Marianthe, ayant saisi le sens profond, grimça.
« Quoi, Marianthe ? Tu as utilisé l'Herbe Pourpre que tu voulais tant pour moi. En plus, tu as infligé une blessure profonde au Dragon Pourrissant avec le *Feu Follet*, au risque que ton œil pourrisse. Et par-dessus tout, tu m'as volé mes lèvres. ... Tu veux encore me faire dire plus ? »
Honteuse d'avoir tout expliqué, Merrill évita la confirmation qui suivait et détourna le visage pour cacher ses joues teintées de vermillon.
« Dans ce cas, tu n'avais qu'à le dire. »
Poursuivie par Marianthe, Merrill secoua la tête.
« L'œil, mieux vaut qu'il soit soigné c'est sûr. Moi non plus, je ne peux pas partir alors que mon pays natal est en ruine. Et forcer la main juste après la mort de Lizzie, ce serait lâche, non ? ... Bon, pour être tout à fait honnête, j'ai l'air d'être plus peureux que je ne le croyais. »
À son propre dernier mot, Merrill ne put que sourire amèrement. Dans le labyrinthe, elle n'avait presque jamais connu la peur. Et pourtant, à la seule idée que ses sentiments puissent ne pas être acceptés, sa poitrine se serrait et sa bouche ne tournait plus rond. Le dilemme de Merrill transparaissait même chez le moine guerrier obtus, qui croisa les bras avec un air dubitatif.
« Ne pas pouvoir le dire franchement, c'est bien compliqué. »

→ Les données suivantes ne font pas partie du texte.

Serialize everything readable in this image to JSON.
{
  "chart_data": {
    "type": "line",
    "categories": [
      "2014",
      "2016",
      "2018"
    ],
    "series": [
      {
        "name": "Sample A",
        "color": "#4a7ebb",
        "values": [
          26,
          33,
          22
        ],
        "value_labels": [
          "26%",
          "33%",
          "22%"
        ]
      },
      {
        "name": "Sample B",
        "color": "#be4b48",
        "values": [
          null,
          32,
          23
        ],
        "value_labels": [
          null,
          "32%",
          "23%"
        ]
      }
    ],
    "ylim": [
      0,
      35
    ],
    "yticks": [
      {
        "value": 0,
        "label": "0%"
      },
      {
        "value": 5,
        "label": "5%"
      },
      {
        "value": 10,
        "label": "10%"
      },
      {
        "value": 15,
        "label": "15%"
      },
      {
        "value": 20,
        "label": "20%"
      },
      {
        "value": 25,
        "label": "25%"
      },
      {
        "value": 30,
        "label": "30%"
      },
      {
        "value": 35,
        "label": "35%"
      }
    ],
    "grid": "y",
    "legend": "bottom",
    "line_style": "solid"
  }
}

« J'aurais aimé avoir la tête et la bouche directement branchées comme Hary. »
« Hum. C'est vrai. »
Malgré la pique, Hary hocha la tête comme s'il était complimenté. Devant une telle assurance, Merrill ne put s'empêcher de rire.
« Ahaha, vraiment, avec Hary, je suis sidérée au point de ne plus trouver mes mots. ... Je vais encore vous causer des ennuis un moment, mais je compte bien rendre la pareille. Sûrement. »
Les camarades hochèrent la tête sans arrière-pensée. Merrill redressa son corps à demi paralysé et referma lentement ses doigts qui tressaillaient. Comme s'ils avaient une volonté contraire, les muscles se raidirent et lancèrent une douleur sourde. Hary et les mages soigneurs de la Guilde avaient diagnostiqué que l'entraînement thérapeutique exigerait une douleur et des efforts immenses. La réalité confirmait qu'un simple mouvement de fermeture des doigts restait incertain. Pourtant, les iris hétérochromatiques de Merrill ne perdirent pas leur éclat. Jusqu'au jour des retrouvailles.